Но Василиса Андреевна по старой, видимо, привычке, все говорила и говорила о том, что дети зря от земли отошли, что страна начнет умирать с городов, а зарождаться заново от земли, от села, она говорила и говорила и не заметила, что Василий давно уже вышел, тихонько прикрыв за собой тяжелую дверь. Он только на прощанье с улыбкой оглянулся на меня и подмигнул.

— Не слушают мать, — совсем не грустно сказала хозяйка и присела напротив меня. Она отломила кусочек серого хлеба, уже крупно нарезанного и выложенного на затейливую кружевную деревянную тарелку, макнула его аккуратно с краюшку в растопленный смалец и с аппетитом стала жевать. И я успела заметить, что слева зубов-то у нее осталось раз-два и обчелся. Она догадливо покивала головой и сказала:

— Зубы-то мне в сорок четвертом еще выбили.
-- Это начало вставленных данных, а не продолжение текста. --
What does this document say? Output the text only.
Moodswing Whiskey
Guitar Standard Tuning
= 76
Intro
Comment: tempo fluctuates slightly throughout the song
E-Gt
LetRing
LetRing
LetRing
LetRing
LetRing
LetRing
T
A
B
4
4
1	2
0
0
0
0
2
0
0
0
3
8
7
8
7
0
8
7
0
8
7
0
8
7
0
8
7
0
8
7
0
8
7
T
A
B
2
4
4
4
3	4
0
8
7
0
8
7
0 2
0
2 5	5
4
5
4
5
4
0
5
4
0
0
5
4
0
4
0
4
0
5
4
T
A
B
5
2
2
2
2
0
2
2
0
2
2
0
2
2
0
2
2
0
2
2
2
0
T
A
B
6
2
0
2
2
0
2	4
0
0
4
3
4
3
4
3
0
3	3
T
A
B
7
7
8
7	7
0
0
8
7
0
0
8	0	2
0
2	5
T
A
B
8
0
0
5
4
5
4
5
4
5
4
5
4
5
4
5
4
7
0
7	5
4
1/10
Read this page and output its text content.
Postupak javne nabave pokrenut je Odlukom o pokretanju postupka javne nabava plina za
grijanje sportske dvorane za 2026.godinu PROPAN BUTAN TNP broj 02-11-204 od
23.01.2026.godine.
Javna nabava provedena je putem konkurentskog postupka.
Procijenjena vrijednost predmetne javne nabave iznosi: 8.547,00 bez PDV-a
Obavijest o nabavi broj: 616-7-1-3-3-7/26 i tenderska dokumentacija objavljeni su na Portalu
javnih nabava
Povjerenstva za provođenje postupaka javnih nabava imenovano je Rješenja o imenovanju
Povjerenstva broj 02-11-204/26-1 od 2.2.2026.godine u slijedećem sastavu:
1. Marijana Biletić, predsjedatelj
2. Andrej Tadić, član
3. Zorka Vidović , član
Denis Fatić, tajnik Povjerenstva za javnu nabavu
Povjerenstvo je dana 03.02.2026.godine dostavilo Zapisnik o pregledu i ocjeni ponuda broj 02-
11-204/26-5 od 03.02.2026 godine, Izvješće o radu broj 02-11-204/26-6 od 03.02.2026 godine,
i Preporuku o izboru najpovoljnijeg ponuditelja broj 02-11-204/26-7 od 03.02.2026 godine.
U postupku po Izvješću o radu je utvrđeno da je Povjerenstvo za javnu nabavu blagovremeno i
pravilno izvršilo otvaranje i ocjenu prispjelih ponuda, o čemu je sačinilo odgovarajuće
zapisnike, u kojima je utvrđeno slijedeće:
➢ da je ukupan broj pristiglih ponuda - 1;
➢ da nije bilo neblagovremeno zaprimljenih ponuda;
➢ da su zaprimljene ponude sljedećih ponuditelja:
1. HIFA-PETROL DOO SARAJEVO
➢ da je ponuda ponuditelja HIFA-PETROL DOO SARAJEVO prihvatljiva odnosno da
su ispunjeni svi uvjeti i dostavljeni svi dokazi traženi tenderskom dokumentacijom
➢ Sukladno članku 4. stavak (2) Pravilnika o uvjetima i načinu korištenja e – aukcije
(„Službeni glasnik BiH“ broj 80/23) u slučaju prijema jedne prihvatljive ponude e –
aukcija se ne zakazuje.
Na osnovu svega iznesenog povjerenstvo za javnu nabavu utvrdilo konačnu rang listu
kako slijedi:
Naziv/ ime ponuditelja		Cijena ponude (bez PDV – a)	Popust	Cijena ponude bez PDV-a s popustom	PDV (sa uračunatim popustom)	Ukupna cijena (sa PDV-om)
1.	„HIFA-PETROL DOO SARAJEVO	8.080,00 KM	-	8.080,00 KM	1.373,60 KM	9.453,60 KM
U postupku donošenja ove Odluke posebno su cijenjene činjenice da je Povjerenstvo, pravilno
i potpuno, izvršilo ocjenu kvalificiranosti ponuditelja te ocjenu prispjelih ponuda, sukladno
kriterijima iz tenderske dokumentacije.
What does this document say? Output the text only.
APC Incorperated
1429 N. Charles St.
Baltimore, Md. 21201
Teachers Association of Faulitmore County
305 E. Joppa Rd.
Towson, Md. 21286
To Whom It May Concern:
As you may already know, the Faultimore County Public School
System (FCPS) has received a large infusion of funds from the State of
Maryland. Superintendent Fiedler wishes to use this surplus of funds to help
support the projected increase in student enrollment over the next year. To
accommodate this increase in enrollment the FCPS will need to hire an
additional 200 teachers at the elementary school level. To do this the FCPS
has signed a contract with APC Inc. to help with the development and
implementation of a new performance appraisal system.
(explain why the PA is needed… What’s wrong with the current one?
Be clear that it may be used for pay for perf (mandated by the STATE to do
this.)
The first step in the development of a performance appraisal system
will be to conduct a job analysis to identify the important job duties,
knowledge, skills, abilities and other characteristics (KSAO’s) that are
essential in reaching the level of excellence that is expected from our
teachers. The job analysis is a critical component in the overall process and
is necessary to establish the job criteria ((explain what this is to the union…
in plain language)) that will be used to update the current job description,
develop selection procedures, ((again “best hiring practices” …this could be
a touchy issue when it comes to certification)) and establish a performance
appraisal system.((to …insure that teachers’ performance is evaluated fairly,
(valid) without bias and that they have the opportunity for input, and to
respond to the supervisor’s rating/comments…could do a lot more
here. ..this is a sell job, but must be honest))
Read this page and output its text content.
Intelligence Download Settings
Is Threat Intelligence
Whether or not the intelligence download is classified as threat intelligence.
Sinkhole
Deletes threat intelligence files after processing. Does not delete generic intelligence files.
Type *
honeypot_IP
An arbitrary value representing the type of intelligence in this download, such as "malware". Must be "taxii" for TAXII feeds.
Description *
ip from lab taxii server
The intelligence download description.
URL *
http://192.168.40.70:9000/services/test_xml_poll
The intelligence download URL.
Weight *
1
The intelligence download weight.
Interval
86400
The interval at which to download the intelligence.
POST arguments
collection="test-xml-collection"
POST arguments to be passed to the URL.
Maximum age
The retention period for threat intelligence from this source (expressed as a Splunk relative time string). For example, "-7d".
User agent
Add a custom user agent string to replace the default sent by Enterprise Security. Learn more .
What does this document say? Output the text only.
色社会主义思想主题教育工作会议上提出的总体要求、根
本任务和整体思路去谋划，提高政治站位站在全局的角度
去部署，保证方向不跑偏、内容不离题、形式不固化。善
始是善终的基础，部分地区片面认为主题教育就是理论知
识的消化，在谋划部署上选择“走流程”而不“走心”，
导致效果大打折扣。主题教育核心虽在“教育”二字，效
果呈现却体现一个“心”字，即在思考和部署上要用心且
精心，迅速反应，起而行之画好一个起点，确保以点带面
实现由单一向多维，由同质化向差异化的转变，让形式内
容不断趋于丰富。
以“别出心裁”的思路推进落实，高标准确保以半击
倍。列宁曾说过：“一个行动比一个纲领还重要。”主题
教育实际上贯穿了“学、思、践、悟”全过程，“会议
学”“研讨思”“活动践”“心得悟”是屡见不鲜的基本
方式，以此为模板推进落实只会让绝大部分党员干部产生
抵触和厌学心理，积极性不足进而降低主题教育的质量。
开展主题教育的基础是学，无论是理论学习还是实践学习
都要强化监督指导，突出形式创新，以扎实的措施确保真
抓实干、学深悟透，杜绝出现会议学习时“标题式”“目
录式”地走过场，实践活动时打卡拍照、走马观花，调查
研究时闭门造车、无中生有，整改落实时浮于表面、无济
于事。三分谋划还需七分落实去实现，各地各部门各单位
За дело. Не лезь в чужие дела, называется.

— Кто выбил?

— Дак в органах и выбили. За мальчонку, за солдатика, значит. Он поносом сильно страдал, его наши и забыли, когда отступали. Ну, я его выходила, а потом, не знала, че делать-та дальше. Наши-то уже далеко были, ему не догнать. Вот и прятала то в закутке, то в сараюшке на отшибе, то на чердаке, где подле трубы-то тепло. Совсем хворый был, застуженный сильно, да и поносом страдал, родимый. Лечил тут его один, на ноги поставил, — она немного замялась, а потом коротко закончила. — Он потом в лес подался, партизан все искал. Вернулся совсем плохой, шибко ноги тряслись. Ослаб он. Ну, тут наши подоспели. А когда органы-то пришли, били его сильно. А я возьми и заступись. Ну и мне досталось. А солдатик тот умер. Сиротой жил, сиротой и помер.